Não é incomum, em tempos tão polarizados, que nos vejamos contrariados e até revoltados quando um ídolo da música no auge da paranoia solta um "VAMOS EXIGIR DO CONGRESSO NACIONAL O VOTO COM CÉDULA DE PAPEL (...)" em full caixa alta no twitter ou exibe um sonoro #EleNão pra milhares de pessoas à frente do seu palco. Somos condicionados a imaginar que nossa opinião reflita apenas aquilo que é certo e justo e portanto, como diabos o artista [INSIRA AQUI O NOME DA SUA DECEPÇÃO] pode ser tão burro? Certo?

Certo?

Errado.

Não que você esteja errado. Ou certo. A realidade é um pouco mais complexa do que costumamos querer que ela seja.

Opiniões controversas no meio artístico existem desde que Marty McFly inventou o roquinho, vão de de John Lennon a Dave Mustaine e é natural que existam. É esperado que existam. Seria esquisito se não existissem. Drogas, eleições, movimentos sociais, guerras, crime, religião, ditadura, sempre haverá um artista tomando partido seja lá de que tópico for. Temos por exemplo, um livro dedicado a diversas opiniões de Renato Russo sobre toda sorte de assunto, inclusive drogas  - como o Norvana - e até sobre outras bandas - Sepultura e Metallica, pra citar duas.

Queremos saber o que nosso ídolo pensa e queremos que ele pense igual a nós porque depositamos nossas expectativas nesses artistas.
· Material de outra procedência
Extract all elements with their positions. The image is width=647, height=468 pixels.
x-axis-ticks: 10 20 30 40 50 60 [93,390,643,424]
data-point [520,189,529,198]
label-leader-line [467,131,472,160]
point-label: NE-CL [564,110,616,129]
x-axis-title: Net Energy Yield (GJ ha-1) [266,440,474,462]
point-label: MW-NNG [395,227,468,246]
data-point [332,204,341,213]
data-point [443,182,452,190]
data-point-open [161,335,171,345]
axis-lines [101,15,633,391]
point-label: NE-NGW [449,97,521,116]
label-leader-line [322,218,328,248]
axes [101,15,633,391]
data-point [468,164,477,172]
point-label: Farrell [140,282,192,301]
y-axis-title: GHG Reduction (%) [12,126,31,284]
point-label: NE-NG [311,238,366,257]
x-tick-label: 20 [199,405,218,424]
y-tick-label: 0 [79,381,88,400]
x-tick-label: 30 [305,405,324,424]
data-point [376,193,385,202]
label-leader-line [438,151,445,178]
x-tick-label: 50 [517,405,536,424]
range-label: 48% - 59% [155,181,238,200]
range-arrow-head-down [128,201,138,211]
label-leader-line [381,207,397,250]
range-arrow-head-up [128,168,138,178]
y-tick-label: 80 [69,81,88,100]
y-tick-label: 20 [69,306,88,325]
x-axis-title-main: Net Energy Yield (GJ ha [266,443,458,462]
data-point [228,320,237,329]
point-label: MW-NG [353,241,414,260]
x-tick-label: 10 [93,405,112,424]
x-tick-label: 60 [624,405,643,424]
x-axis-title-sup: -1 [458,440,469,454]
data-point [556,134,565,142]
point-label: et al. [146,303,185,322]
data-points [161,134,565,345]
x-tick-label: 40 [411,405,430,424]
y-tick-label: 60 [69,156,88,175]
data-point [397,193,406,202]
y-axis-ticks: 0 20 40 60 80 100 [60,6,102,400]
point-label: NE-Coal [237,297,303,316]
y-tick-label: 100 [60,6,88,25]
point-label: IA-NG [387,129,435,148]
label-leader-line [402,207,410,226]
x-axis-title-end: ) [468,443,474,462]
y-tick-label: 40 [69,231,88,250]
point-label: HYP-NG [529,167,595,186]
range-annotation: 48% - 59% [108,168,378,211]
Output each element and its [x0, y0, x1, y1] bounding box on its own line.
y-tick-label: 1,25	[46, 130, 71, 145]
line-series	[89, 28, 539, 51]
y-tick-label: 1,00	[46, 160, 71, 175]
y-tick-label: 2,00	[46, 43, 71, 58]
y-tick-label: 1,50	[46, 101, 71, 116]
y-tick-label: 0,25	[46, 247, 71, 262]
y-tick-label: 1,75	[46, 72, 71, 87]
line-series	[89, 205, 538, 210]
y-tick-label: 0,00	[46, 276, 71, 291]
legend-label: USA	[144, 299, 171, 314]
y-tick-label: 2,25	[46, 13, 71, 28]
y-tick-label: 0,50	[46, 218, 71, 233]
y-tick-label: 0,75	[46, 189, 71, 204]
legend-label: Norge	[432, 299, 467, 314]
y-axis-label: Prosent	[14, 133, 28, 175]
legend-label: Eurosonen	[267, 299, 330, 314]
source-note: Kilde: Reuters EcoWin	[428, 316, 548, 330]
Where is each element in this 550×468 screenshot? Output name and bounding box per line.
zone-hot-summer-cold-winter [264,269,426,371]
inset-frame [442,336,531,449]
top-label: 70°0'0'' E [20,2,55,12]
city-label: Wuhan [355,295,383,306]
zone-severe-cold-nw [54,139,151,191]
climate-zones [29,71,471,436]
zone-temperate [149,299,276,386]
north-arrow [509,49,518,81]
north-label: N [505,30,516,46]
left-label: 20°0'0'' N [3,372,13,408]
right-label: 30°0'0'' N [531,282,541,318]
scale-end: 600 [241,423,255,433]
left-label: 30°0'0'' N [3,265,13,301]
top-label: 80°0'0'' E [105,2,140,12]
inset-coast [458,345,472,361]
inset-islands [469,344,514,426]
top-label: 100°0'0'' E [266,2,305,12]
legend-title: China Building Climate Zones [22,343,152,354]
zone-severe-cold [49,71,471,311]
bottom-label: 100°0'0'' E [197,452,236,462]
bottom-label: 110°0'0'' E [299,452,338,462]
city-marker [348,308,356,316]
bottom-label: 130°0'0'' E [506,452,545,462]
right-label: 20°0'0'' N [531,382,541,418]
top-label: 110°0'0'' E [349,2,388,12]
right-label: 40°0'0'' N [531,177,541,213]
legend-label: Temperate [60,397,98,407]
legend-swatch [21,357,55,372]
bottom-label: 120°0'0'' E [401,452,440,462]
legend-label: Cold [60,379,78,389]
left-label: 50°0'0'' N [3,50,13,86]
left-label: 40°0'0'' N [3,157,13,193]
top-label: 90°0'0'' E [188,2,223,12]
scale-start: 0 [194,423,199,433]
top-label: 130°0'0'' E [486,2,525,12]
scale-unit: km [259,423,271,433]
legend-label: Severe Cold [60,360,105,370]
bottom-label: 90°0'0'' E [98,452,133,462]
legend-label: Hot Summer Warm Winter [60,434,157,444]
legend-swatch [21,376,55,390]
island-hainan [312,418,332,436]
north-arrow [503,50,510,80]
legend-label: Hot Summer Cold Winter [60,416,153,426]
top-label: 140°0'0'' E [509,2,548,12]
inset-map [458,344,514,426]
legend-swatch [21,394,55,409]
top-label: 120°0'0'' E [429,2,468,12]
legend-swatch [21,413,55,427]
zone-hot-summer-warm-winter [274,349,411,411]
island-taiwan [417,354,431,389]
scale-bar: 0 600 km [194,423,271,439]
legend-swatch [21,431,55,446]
Quando cantamos junto com Freddie Mercury a plenos pulmões durante a faxina do fim de semana nos sentimos um pouco como a maior voz que já saiu de qualquer alto-falante na história (calma, Little Richard, você ainda é o verdadeiro Rei) e se aquela voz e aquele bigode conseguem nos fazer sentir tão magníficos, ele só pode estar correto em tudo o que fala, não é mesmo? Enquanto que nosso cérebro entra em conflito quando um ídolo diz algo que bate de frente com nossas opiniões e, ultimamente, nossos valores, pois muitas vezes assumimos algumas premissas que não fazem sentido lógico, principalmente se tratando de política e problemas do nosso mundo moderno (se o compositor está certo nas suas letras, logo ele está certo em todo o resto e assim eu também estou certo já que sou fã dele).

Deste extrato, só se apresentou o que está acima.